I was doing some reading on choosing the score cut-off of a logistic regression model using the KS-Stats. Suppose I fitted a logistic regression model on the train data and now want to decide the probability cut-off to get the confusion matrix. After ranking them into deciles based on the estimated probabilities and calculated the KS value for each group. Let's assume the supremum KS lies in the 4th group. In practice, practitioners take the minimum probability of that group as the score cut-off and build the confusion matrix. Now my question is why to choose the minimum probability of that decile/group? The actual supremum(if we increase the number of groups we will be closer to the actual supremum) may lie anywhere in the 4th decile or 5th decile.

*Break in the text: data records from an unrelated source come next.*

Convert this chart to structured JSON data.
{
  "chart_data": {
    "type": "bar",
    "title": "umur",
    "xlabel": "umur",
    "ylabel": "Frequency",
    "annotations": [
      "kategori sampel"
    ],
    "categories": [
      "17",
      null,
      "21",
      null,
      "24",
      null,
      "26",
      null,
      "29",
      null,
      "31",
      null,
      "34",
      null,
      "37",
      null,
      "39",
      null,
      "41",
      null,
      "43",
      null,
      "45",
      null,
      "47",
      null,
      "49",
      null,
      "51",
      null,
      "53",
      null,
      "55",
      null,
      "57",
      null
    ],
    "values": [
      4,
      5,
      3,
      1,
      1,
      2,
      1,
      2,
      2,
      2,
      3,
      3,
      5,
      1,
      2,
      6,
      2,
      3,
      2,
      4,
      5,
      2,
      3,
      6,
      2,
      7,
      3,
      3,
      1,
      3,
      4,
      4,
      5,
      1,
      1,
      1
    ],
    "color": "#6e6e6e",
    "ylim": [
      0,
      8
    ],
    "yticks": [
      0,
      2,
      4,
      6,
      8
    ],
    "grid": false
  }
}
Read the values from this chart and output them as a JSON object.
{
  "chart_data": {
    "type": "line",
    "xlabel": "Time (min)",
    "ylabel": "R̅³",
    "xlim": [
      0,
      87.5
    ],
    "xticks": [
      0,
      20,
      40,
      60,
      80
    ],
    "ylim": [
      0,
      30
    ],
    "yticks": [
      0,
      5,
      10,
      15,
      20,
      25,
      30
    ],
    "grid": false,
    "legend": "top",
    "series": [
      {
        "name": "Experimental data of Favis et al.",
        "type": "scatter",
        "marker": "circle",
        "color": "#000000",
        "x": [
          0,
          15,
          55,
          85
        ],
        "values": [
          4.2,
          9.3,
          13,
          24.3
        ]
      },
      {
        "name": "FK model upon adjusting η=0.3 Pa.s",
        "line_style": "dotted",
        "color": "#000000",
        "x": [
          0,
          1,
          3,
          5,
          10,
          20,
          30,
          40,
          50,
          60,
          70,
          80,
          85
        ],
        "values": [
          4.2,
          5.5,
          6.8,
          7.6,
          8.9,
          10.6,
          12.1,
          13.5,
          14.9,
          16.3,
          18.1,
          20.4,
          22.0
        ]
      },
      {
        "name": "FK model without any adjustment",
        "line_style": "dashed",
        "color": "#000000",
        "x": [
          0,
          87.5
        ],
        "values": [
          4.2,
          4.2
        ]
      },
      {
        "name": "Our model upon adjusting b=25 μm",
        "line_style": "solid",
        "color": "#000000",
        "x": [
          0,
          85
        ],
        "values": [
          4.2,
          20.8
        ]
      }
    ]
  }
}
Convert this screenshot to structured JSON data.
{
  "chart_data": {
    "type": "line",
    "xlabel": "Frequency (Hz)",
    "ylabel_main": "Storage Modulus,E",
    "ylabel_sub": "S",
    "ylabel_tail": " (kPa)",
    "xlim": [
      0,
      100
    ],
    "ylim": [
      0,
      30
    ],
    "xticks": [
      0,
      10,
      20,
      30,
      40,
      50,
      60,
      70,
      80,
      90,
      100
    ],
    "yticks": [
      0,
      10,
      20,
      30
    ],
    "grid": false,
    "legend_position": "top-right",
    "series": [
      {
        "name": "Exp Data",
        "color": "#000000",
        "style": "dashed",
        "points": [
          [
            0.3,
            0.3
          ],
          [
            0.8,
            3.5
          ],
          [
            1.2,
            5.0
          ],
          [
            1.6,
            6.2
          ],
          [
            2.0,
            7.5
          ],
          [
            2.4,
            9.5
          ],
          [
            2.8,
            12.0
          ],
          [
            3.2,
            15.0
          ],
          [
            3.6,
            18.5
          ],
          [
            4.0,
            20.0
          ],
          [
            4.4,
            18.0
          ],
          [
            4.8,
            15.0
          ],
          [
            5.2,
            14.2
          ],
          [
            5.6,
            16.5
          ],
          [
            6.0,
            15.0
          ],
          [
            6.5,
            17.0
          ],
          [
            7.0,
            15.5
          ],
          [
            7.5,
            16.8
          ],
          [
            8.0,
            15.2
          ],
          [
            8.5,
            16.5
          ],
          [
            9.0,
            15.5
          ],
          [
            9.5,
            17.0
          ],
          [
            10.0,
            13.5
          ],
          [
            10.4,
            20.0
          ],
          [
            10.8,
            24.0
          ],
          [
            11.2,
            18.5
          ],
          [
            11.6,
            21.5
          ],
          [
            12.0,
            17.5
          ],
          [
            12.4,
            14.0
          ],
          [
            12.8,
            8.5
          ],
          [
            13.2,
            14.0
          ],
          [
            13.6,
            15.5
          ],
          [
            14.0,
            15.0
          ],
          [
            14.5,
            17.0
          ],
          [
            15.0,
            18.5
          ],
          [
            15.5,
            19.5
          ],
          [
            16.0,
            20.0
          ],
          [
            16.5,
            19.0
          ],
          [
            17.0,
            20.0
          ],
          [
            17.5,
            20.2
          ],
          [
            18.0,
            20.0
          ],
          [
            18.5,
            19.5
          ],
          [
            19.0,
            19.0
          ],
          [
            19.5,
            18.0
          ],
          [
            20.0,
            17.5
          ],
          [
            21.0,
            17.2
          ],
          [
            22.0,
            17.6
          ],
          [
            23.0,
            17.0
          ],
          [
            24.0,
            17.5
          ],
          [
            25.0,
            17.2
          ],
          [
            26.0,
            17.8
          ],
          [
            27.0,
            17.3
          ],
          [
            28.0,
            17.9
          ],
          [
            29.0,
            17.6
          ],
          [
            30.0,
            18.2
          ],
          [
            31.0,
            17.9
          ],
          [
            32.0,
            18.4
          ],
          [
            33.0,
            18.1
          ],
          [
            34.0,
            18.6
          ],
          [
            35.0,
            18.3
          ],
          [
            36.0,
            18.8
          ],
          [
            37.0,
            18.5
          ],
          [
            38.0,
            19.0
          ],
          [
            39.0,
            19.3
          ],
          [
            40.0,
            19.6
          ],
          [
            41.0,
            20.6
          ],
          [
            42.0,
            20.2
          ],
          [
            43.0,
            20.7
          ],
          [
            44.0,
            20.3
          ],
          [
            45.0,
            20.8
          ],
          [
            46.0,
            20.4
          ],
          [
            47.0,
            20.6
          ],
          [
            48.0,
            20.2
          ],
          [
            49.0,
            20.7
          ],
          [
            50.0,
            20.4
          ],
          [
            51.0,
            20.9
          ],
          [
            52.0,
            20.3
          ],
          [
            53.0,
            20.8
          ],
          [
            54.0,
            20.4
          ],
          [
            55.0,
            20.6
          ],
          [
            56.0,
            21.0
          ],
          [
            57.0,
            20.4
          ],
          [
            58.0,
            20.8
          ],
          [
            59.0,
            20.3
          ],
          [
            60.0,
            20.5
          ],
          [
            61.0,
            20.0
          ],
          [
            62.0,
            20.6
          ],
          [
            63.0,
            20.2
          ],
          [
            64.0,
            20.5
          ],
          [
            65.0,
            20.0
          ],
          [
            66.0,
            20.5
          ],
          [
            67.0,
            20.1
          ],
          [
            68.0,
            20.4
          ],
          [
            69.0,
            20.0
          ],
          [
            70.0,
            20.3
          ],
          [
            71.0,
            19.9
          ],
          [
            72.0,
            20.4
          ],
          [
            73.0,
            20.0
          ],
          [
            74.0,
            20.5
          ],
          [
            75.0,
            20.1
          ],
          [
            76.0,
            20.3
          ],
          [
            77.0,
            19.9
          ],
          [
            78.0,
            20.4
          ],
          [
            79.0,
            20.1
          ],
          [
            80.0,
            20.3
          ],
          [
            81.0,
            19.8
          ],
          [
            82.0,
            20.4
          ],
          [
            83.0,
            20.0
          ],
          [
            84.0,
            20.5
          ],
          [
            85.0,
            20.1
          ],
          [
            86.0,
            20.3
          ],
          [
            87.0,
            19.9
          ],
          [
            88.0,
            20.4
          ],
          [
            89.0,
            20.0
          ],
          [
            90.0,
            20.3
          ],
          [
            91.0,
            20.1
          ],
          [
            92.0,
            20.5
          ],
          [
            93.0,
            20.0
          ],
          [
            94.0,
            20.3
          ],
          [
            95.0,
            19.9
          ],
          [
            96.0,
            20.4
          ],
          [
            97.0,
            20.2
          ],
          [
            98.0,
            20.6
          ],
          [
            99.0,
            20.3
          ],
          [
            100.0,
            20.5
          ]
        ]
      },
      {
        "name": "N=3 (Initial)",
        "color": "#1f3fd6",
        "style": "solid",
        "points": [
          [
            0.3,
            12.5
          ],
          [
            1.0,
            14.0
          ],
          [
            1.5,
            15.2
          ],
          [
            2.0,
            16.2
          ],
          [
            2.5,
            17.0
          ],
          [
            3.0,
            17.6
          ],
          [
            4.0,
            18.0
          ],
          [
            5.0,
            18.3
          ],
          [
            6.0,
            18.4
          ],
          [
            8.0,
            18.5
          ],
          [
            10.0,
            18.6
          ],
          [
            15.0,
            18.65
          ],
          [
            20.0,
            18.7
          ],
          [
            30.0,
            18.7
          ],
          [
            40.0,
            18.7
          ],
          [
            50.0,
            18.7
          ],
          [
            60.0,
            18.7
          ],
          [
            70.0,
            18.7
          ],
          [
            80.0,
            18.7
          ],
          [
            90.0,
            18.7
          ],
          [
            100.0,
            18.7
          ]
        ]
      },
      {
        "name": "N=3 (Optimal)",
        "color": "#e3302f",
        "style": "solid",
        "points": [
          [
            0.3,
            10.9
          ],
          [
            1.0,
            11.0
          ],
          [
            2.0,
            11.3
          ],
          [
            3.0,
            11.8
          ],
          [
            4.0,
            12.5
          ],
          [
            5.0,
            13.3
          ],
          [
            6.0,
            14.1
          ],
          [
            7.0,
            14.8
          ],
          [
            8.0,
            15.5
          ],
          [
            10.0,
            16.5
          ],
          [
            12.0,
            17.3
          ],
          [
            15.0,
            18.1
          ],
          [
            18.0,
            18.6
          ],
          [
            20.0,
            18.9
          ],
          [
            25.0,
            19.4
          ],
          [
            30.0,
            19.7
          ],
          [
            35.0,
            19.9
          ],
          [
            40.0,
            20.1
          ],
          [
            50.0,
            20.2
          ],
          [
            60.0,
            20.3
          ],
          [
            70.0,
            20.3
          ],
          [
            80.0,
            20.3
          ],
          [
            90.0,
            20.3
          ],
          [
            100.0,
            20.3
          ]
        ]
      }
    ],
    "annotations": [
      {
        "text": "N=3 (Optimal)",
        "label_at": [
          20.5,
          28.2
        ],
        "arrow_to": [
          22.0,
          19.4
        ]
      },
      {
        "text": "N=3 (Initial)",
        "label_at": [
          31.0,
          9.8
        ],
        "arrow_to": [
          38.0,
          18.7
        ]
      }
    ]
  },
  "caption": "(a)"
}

Intuitively I can understand the logic, still, if someone can explain the logic in a more statistical way, it would be great.

Arun
  • 1
  • 2
  • I suggest you take a look at this: https://stats.stackexchange.com/a/312787/1352 (note the links to blog posts by Frank Harrell). – Stephan Kolassa Dec 07 '17 at 15:53

1 Answers1

3

There are many fundamental misunderstandings of statistical modeling encapsulated in your question. These misunderstandings have been written about at length on this site. Among them, the logistic model is a probability estimator and uses no cutoffs on the resulting estimates. KS is not relevant here, and quantile groups are not relevant either. The logistic model is distinct from the logistic distribution for continuous responses.

Frank Harrell
  • 74,029
  • 5
  • 148
  • 322